With tight energy markets and a planet warming up really fast, Biden's leasing policy feels the heat in the White House.
Last Friday afternoon, the Department of Interior will go back to selling oil and gas leases on federal lands but also increase company fees depending on what they produce, according to the department.
The agency will be publishing notices this week for the first onshore lease sales since Biden took a decision to halt the program after assuming office. His administration offered 144,000 acres.
The department made a promise that the decision is "not business as usual," explaining that the acreage put down on the table is only one-fifth of the number of companies aimed to auction.
This "pragmatic approach focuses leasing on parcels near existing development and infrastructure," the Interior Department said, adding it will "help conserve the resilience of intact public lands and functioning ecosystems."
Royalties have risen from 12.5% to 18.75% to "ensure fair return for the American taxpayer."
Many environmental groups have criticized this decision, while some Democrat-aligned groups held their fire. The White House's climate advisor yesterday announced her plan to resign due to the "slow pace of climate progress."
"Candidate Biden promised to end new oil and gas leasing on public lands, but President Biden is prioritizing oil executive profits over future generations," said Nicole Ghio of Friends of the Earth.

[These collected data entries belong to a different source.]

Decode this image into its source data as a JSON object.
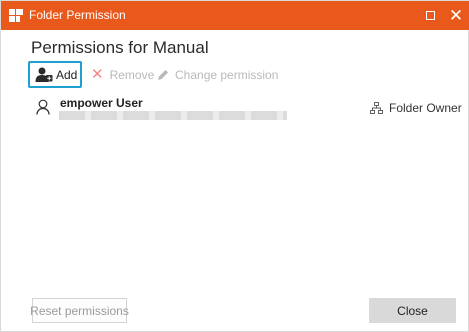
{
  "window": {
    "title": "Folder Permission",
    "accent_color": "#e9591c",
    "controls": {
      "maximize_icon": "maximize-icon",
      "close_icon": "close-icon"
    }
  },
  "dialog": {
    "heading": "Permissions for Manual"
  },
  "toolbar": {
    "add_label": "Add",
    "add_icon": "add-user-icon",
    "remove_label": "Remove",
    "remove_icon": "x-icon",
    "change_label": "Change permission",
    "change_icon": "pencil-icon",
    "focus_color": "#1ea0d0"
  },
  "permissions": [
    {
      "user_name": "empower User",
      "user_icon": "person-icon",
      "role": "Folder Owner",
      "role_icon": "hierarchy-icon"
    }
  ],
  "footer": {
    "reset_label": "Reset permissions",
    "close_label": "Close"
  }
}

Another group, Evergreen Action, contended that although the acreage reduction looks "encouraging", the leasing is contradictory to the US' climate goals.
Industry groups, in parallel, have both praised and criticized the decision.
For instance, the American Petroleum Institute expressed delight in seeing the government leasing again, but "we are concerned that this action adds new barriers to increasing energy production, including removing some of the most significant parcels."
"At a time of high energy costs, these changes to long-standing fair and reasonable lease terms may further discourage oil and natural gas investment on federal lands."
Last month, Biden announced that Washington would no longer import Russian oil and gas and billed the high gas prices as the Putin Price Hike. Eberhart, however, said the gas prices were soaring well before the war in Ukraine began in late February.
Read more: Biden gaslights causes behind soaring gas prices
"Everyone knows the price of gas was going up the [during] entire Biden administration, not just since Putin has started waging this war. And the policies have a chilling effect," he said.
The oil exec said that during the Trump administration, US domestic oil companies were producing up to 13 million barrels of oil per day.
"Now, with the better economy, with a higher oil price and more demand, we're producing 11.6 million barrels a day. The industry wants to produce more, [but] the policies have a chilling effect, and it’s showing," he stressed.